E complementou: “Estamos plantando aí, a dificuldade é que produtor no Brasil é criminoso, é suspeito. Somos empregadores. Agora o resto é só perseguição, mas isso não é privilégio do Marajó, é em Roraima. O Brasil felizmente agora está mudando, antes quem não fazia nada era o herói, o produtor era o bandido, agora está mudando um pouco”.

A “mudança” na política brasileira a qual se refere é com a eleição do presidente de extrema-direita, Jair Bolsonaro, em 2018.

Paulo César Quartiero foi um dos rizicultores retirados da Terra Indígena Raposa Serra do Sol, em Roraima, por isso refere-se ao estado. Natural de Torres, no Rio Grande do Sul, chegou a Roraima nos anos 2000 comprando inúmeras fazendas. De 2005 a 2008, o agropecuarista foi prefeito de Pacaraima (DEM). 

Nesse período, ele foi acusado de diversos crimes contra os povos indígenas, entre eles, de que seria o mandante de tiroteios contra os Makuxi por funcionários de suas fazendas, em maio de 2008.

Foi deputado federal, entre 2011 e 2015, pelo Democratas (DEM) e vice-governador do estado entre 2015 e 2018.

Marcados pelo veneno

Morador mostra irritação na pele causada por agrotóxico. Foto: Aline Brelaz/Uruá Tapera

“Para Cachoeira, ele só deixa o veneno”, dispara o prefeito Bambueta. Em entrevista para Aline Brelaz, do portal Uruá-Tapera, o prefeito de Cachoeira afirmou que a empresa emprega uns 20 trabalhadores braçais do município e o restante da atividade é mecanizada.

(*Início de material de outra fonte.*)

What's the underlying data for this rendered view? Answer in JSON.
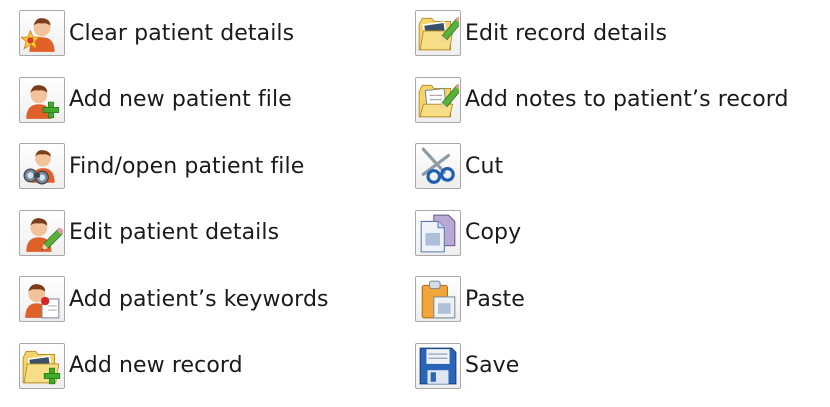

Ainda segundo o prefeito, para a parte mais especializada eles contratam profissionais de fora da cidade. “Cachoeira não leva vantagem nenhuma, não há nenhum benefício, só prejuízo”, assegura.

De acordo com a ouvidora-geral Norma Miranda, “Durante dois dias, nós dialogamos com esses moradores e movimentos da sociedade civil, e o resultado disso é que formalizamos documentos com o intuito de provocar entidades de defesa dos direitos humanos, do sistema de garantia de direitos, para que, juntos, possamos defender os direitos dessa população, que está sofrendo ameaças ao seu direito de viver e ao seu território”.

O relatório final será encaminhado aos seguintes órgãos para que tomem as providências cabíveis: Defensoria Agrária de Castanhal, Defensoria Pública da União (DPU), Secretaria de Estado de Meio Ambiente e Sustentabilidade (Semas), Ministério do Meio Ambiente e Mudança do Clima (MMA), Conselho Nacional de Direitos Humanos (CNDH), Instituto Nacional de Colonização e Reforma Agrária (Incra) e Ministério Público Federal (MPF).